= Hubert Guerin =

French diplomat and military officer

Quirin Marie Hubert Guerin (25 January 1896 – 17 December 1986) was a French diplomat and military officer. He served as an ambassador to Canada (1949–1955), Brazil (1946–1949) and the Netherlands (1945–1946), and represented the exiled French Committee of National Liberation during World War II.

==Early career==

Before entering France's diplomatic corps, Guerin served in the French Army in World War I. He was awarded the Croix de Guerre for his service and shortly after the war was appointed as a Chevalier of the Legion of Honour. After the war he joined the diplomatic service where he was promoted through the ranks until, in 1943, he joined the exiled anti-Nazi French Committee of National Liberation in Algiers, led by Charles de Gaulle. In 1944, he was appointed as the Committee's representative to the Holy See.
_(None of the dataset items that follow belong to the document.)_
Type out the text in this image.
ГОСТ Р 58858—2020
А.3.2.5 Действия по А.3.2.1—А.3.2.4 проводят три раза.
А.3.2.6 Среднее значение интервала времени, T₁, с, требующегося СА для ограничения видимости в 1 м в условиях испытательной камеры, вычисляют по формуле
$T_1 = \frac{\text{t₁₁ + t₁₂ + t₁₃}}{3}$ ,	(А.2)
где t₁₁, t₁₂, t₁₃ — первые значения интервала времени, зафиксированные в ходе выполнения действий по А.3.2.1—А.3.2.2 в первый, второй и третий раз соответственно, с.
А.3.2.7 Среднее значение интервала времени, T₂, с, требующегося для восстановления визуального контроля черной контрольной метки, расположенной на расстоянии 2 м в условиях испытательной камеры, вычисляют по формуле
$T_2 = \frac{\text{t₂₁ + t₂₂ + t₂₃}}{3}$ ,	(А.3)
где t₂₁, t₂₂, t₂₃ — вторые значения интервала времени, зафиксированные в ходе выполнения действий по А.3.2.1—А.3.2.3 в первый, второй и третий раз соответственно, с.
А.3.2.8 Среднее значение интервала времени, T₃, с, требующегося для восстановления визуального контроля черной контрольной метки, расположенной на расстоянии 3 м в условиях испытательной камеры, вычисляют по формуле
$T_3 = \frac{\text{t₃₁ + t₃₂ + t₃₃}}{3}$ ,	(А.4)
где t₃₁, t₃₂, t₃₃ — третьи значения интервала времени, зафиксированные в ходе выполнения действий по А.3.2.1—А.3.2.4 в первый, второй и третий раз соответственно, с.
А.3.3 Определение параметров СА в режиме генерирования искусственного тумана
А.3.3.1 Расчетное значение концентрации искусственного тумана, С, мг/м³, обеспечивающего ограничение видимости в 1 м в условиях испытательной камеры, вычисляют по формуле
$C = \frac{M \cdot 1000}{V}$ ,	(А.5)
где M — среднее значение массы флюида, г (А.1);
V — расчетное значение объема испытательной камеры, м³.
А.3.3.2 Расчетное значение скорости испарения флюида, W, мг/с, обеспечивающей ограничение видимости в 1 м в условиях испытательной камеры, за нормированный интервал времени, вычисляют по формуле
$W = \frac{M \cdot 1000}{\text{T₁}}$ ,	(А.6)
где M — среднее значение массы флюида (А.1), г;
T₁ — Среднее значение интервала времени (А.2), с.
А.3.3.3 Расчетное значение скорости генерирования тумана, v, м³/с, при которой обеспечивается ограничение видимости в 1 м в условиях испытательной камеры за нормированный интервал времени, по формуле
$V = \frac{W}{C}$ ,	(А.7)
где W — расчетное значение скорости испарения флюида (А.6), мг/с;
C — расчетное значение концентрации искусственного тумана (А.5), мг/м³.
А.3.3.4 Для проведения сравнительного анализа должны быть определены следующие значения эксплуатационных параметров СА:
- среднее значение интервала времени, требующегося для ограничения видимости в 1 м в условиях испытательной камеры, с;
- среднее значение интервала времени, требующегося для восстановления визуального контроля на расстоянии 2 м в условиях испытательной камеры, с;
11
According to historian Peter C. Kent, the Vatican's receipt of Guerin as an envoy at the time of the Allied landings in France marked "a striking deviation from traditional Vatican practice which would not normally give official recognition to wartime changes of territory and government".
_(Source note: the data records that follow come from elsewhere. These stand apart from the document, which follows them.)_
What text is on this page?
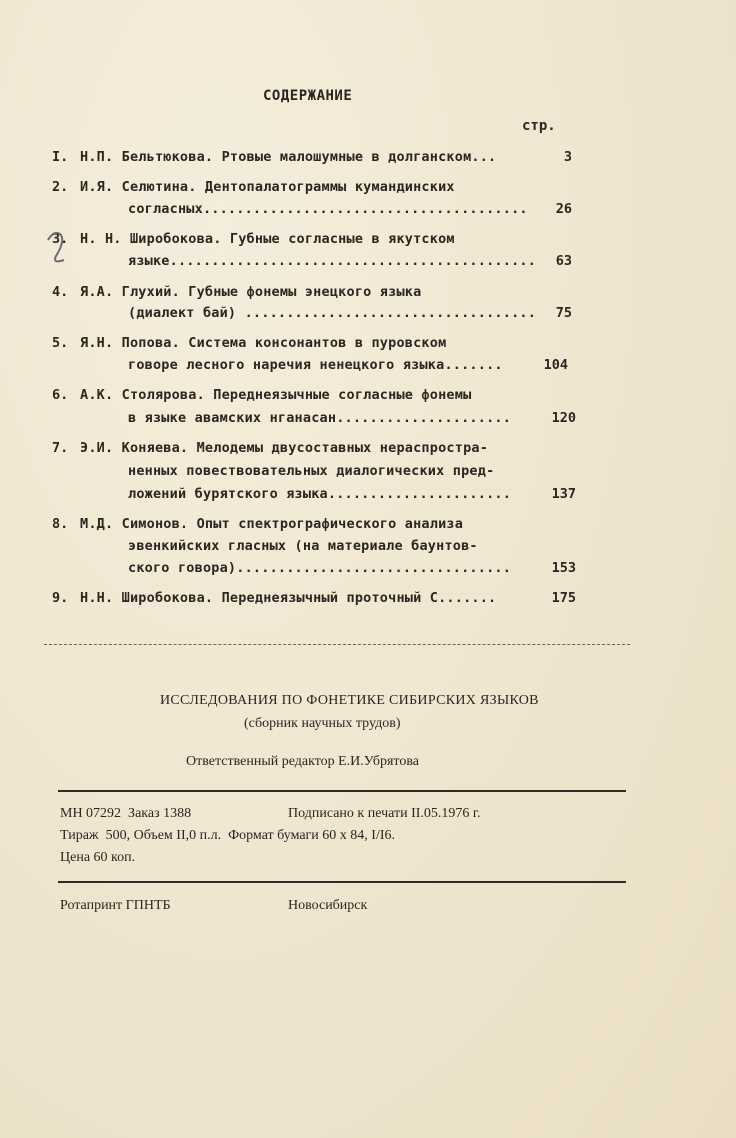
СОДЕРЖАНИЕ
стр.
I. Н.П. Бельтюкова. Ртовые малошумные в долганском...	3
2. И.Я. Селютина. Дентопалатограммы кумандинских
согласных.......................................	26
3. Н. Н. Широбокова. Губные согласные в якутском
языке............................................	63
4. Я.А. Глухий. Губные фонемы энецкого языка
(диалект бай) ...................................	75
5. Я.Н. Попова. Система консонантов в пуровском
говоре лесного наречия ненецкого языка.......	104
6. А.К. Столярова. Переднеязычные согласные фонемы
в языке авамских нганасан.....................	120
7. Э.И. Коняева. Мелодемы двусоставных нераспростра-
ненных повествовательных диалогических пред-
ложений бурятского языка......................	137
8. М.Д. Симонов. Опыт спектрографического анализа
эвенкийских гласных (на материале баунтов-
ского говора).................................	153
9. Н.Н. Широбокова. Переднеязычный проточный С.......	175
ИССЛЕДОВАНИЯ ПО ФОНЕТИКЕ СИБИРСКИХ ЯЗЫКОВ
(сборник научных трудов)
Ответственный редактор Е.И.Убрятова
МН 07292  Заказ 1388	Подписано к печати II.05.1976 г.
Тираж  500, Объем II,0 п.л.  Формат бумаги 60 х 84, I/I6.
Цена 60 коп.
Ротапринт ГПНТБ	Новосибирск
==Career as an ambassador==

Guerin was appointed as France's ambassador to the Netherlands in 1945. In 1946, he was appointed to Brazil. During his tenure in Rio de Janeiro, he was made a Commandeur of the Legion of Honour. In 1949, he was appointed as France's ambassador to Canada, a position which he held until his retirement in 1955. At the time of Guerin's departure, he was the longest serving diplomat in Ottawa, entitling him to the post of Dean of the diplomatic corps. He was given the Keys to the city of Ottawa.